Обессиленно опустившийся на кровать Родион вдруг протянул Якову тетрадку, но жест этот был особенным, так умирающий обреченно выпускает из ослабевших пальцев самую дорогую вещь, хранимую до последней минуты жизни.

Комната стала словно стеклянная. Сделай малейшее движение, и воздух разобьется вдребезги, как хрупкое стекло. Родион, с непонятной тетрадкой в руках, превратился в неподвижный манекен. Яков чувствовал, что сейчас находится один в номере. Он прикоснулся к чужой тетради, словно к огню, неведомые страницы обжигали руки. Яков осторожно открыл тетрадь.

– Это дневник, – вдруг оборвал молчание Родион, – Ее дневник. Я к ней пришел, а ее нет. Другой человек там живет, – никогда еще Родион не говорил так медленно, паузы между словами были словно тяжелые камни, – я еще очки разбил, споткнулся. Упал лицом об ступени. Не вижу почти ничего, только голос слышу. Но на это, тому, кто там сейчас вместо нее живет, было наплевать. Он меня вытолкал.

На этом Родион замолчал. Все подробности произошедшего, которыми он уже собирался поделиться с Яковом, вдруг показались совершенно ненужными. Все образы воспоминания, еще недавно настойчиво живые, словно биение пульса, потускнели, погасли, как гаснет свет в комнате. И ничто было больше не неважно, не помнилось уже, как незнакомый жилец дома, доведший Родиона до заветной квартиры и сразу ушедший, не дожидаясь открытия двери, потом застал его, беспомощно сидевшего на ступеньках лестницы, по которой давеча разлетелись родионовы очки. Жилец этот пригласил Родиона к себе.

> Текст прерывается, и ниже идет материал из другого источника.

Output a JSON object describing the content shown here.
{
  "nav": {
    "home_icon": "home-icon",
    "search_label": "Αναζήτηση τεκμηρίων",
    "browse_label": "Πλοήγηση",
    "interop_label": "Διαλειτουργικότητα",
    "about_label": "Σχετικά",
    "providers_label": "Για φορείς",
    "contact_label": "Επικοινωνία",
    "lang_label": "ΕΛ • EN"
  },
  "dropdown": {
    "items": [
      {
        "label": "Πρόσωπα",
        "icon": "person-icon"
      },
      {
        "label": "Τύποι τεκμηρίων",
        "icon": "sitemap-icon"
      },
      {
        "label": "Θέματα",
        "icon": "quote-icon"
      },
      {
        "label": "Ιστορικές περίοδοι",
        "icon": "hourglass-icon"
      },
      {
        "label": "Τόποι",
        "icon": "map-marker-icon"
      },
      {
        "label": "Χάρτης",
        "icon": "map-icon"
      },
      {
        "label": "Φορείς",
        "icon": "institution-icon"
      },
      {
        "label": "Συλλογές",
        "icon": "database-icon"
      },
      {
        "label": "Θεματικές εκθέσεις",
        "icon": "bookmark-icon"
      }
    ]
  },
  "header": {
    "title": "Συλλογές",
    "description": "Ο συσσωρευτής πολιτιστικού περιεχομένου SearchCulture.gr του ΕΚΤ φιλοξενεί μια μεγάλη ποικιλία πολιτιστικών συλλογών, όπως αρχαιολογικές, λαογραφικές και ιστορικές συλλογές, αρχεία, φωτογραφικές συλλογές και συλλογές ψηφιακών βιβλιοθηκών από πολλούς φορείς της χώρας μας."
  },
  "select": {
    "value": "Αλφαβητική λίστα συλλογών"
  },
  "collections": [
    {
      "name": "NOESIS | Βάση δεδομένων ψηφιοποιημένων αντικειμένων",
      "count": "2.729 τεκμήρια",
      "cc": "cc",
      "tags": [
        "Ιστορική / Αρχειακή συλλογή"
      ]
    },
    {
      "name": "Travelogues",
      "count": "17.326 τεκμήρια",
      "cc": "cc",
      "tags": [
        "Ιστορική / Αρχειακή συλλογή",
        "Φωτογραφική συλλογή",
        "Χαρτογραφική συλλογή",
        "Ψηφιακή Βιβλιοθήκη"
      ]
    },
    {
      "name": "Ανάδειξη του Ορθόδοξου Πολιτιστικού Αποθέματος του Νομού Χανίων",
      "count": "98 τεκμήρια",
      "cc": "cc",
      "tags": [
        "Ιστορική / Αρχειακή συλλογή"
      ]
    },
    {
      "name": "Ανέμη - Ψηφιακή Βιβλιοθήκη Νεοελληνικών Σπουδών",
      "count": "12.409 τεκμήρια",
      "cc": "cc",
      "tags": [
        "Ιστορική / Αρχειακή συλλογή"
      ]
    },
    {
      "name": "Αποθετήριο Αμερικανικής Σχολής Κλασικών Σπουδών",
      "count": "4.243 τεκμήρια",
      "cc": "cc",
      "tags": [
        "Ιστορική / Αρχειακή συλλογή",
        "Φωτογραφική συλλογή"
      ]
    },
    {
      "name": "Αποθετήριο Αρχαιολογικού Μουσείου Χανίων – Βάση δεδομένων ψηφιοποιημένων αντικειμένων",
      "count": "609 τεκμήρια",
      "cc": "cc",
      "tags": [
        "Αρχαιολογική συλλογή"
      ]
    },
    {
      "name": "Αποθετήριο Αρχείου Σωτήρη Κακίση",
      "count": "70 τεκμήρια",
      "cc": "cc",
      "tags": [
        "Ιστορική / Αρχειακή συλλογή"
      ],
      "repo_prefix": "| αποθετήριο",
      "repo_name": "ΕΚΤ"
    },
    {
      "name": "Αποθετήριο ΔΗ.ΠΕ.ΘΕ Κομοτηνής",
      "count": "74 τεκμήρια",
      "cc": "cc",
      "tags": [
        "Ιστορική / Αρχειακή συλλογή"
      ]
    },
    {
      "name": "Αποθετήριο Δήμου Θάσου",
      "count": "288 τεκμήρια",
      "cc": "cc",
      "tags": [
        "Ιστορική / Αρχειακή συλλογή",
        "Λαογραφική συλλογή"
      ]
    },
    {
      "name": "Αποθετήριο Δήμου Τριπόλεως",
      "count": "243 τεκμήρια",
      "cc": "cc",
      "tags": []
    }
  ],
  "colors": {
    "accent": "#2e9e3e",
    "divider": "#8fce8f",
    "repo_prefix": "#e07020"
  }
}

«Я думал, вы к этому, – сказал он, – потому и оставил вас у двери. Не хотел лишний раз видеться. Приятного для нас обоих мало. А вы, как я понимаю, вовсе не к нему, а к Эллочке, да? Вы очки разбили? Это удача. Нет, не то, конечно, удача, что очки разбили. Просто я-то как раз окулист. Я для вас быстро найду. Эх, что за человек Эллочка была, золото, а не человек! Пять минут с ней поговоришь, на душе светлее становится. Теперь в ее квартире какой-то хам живет. А от нее свет прямо исходил. Один раз я вышел из квартиры, а у нее двери открыты. Страшно стало. Ну, вы знаете, какое тут у нас время было. Каждую минуту кто-нибудь умирал. Я вошел к ней, потому что подумал, вдруг она, там одна, беспомощная, муж-то у нее уехал уже. Зашел – нет никого. Тревожно, конечно, стало. Потом второй раз опять зашел, посмотреть – не вернулась ли. Нет. У меня брат в уголовном розыске работает. Я просил его найти ее. Он отказался сначала, не то время, сказал, чтобы людей пропавших искать. Но я очень просил. И он нашел. Потом, правда, пожалел о просьбе своей, слишком страшно все вышло. Брат мой арестовал семью (мужа и жену), которые людей к себе заманивали, и ко… котлеты из них делали на продажу. Производство у них налажено было. И за три дня до того, как он накрыл их, они Эллу к себе заманили, и из нее котлеты сделали. Котлеты. Из Эллочки. Только представьте… У них, мерзавцев этих, ее вещи нашли, и дневник ее, она в последние дни с этой тетрадочкой не расставалась, я видел, – как с живым человеком ходила. Дневник этот должны были к делу приобщить, но я смог его у брата взять. Нехорошо чужие дневники читать, но я так хотел хоть через тетрадь эту ее голос услышать. А вы, выходит, и есть тот, о ком она писала? Это ведь вы?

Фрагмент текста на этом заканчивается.